En parallèle de ça, qu'est-ce qu'on doit faire ? Consolider notre école, la formation des maîtres et l'école, d'abord pour transmettre des savoirs. Avant l'esprit critique, le rôle de l'école, c'est de transmettre, je dirais, des certitudes et des savoirs. S'il n'y a pas de savoir, il ne peut pas y avoir un esprit critique, et ensuite, on ne peut pas être confronté à tout et n'importe quoi. Donc, il faut le refaire dans le bon ordre. Avant d'apprendre le cogito cartésien, on a appris que 2 plus 2 faisait 4 avant de monter. Donc, on doit repartir des savoirs. L'école doit transmettre des savoirs fondamentaux et bien les consolider. Elle doit apprendre à réfléchir ensuite sur les médias et les réseaux sociaux à partir d'un certain âge, consolider l'esprit critique et préparer nos jeunes pour qu'à l'âge de 15 - 16 ans, avec l'accompagnement des familles, ils puissent aller sur ces réseaux. Dans l'entretemps, on veut aussi les améliorer, c'est toute la discussion qu'on a par ailleurs, pour qu'ils soient préparés sur ces réseaux sociaux et qu'on ait consolidé nos règles.
C'est la meilleure manière, je crois, de tirer les conséquences d'un consensus scientifique et de ce qu'on a collectivement appris ces dernières années.

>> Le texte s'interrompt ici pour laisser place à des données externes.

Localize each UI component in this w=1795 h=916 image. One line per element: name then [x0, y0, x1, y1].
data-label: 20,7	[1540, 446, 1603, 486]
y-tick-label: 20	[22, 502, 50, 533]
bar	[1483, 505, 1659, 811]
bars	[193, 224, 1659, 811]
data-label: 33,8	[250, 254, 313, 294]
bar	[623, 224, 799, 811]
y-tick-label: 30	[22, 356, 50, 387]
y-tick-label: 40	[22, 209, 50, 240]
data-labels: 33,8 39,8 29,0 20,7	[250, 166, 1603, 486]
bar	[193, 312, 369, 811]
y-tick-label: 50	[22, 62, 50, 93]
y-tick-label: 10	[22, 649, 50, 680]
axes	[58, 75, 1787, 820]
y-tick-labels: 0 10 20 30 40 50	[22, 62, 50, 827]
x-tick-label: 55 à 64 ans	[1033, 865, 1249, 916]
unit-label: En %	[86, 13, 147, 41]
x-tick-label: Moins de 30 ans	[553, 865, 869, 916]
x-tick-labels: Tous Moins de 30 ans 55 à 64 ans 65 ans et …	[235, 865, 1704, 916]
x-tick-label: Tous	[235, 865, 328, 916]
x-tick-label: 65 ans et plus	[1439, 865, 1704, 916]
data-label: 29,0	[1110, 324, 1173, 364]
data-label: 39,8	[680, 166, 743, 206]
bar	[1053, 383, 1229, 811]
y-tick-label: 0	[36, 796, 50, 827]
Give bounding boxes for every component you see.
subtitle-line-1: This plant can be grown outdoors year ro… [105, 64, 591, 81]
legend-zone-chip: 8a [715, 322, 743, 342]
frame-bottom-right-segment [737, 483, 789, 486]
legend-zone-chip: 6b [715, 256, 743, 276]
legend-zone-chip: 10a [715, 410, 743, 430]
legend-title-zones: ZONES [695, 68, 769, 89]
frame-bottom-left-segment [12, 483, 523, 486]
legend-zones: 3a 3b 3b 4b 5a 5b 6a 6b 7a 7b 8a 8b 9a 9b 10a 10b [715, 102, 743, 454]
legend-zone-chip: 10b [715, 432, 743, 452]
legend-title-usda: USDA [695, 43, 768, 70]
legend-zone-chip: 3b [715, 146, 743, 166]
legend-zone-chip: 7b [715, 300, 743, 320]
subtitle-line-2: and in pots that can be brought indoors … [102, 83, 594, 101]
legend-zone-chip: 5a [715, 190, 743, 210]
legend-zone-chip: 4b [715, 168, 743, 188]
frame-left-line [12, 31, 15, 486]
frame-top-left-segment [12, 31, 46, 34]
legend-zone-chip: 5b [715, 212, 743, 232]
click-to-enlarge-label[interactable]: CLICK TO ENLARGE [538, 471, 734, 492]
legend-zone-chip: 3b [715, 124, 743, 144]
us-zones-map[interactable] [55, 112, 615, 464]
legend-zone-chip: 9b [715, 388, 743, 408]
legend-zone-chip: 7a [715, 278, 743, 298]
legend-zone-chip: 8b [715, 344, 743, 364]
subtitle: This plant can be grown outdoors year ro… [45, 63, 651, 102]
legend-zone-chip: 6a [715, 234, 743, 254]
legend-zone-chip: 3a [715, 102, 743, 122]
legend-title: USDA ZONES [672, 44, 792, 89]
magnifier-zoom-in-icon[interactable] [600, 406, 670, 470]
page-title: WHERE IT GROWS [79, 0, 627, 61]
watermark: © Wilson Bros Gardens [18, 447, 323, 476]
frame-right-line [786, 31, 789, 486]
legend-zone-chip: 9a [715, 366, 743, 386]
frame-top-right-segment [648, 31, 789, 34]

Cette bataille, je considère qu'elle est absolument fondamentale. Au fond, on va faire descendre un peu de la voiture et on va apprendre sur d'autres voitures qui vont moins vite, on va apprendre le code, pour filer votre métaphore, et on va protéger nos enfants dans cette phase parce qu'on est maintenant sûrs qu'en effet, la Formule 1 va très, très vite et qu'il y a des accidents qu'on doit pouvoir éviter. Beaucoup me diront : « D'accord, mais ça ne va pas marcher, il y a des gens qui vont y échapper. » D'abord, s'il y a une vraie vérification pour tous les réseaux sociaux de l'âge, non, il y a une règle. Après, si des familles veulent que leurs enfants échappent en leur donnant accès à des réseaux sociaux, j'ai envie de dire qu'elles prendront leurs responsabilités, mais je ferai une comparaison simple, c'est celle avec l'alcool. On a interdit l'alcool au mineur dans notre pays. Il y a des décennies de ça, ce n'était pas interdit. D'ailleurs, il y a des familles qui en donnaient aux enfants. On a dit, la science nous dit que c'est mauvais pour la santé publique, on l'interdit. Il y a peut-être encore des familles qui donnent à des enfants de 10 ans de l'alcool. Enfin, vous conviendrez avec moi que ce n'est pas la majorité des gens, parce que tout le monde a compris que ce n'était pas bon. Là, ce qu'il faut qu'on fasse, c'est qu'on envoie à toutes les familles et tous les jeunes un message : avant 15 - 16 ans, ce n'est pas bon. Voilà comment on va faire.
Animateur
Bienvenue. Je vous présente en deux mots. Vous êtes membre de l'association des parents d'élèves d'un collège, le collège Val de Rance à Plouër-sur-Rance. Au sein de cette association, vous travaillez pour reculer l'âge de détention du smartphone et pour limiter son usage par les enfants et les collégiens. Vous travaillez notamment avec un site internet qui s'appelle « Débranchons-les ». Vous avez une question qui rejoint un peu l'intervention du Président juste avant.
Intervenante
Merci d'être venu jusqu’à nous. Notre groupement de collectifs de parents a le souhait, par rapport à ce que vous avez dit là, d'inverser la norme qui est aujourd'hui d'équiper les enfants de plus en plus tôt et sans forcément des contrôles ou un apprentissage avec. De réduire la pression sociale aussi pour que les parents ne se sentent pas contraints, pour ne pas isoler leurs enfants, de leur donner un smartphone s'ils ne l'ont pas décidé, et donc de protéger nos enfants. Monsieur le Président, vous avez régulièrement pris position ces derniers temps sur les dangers des réseaux sociaux pour la jeunesse. Pourtant, ils restent omniprésents puisque dans leurs poches, constamment via leur smartphone.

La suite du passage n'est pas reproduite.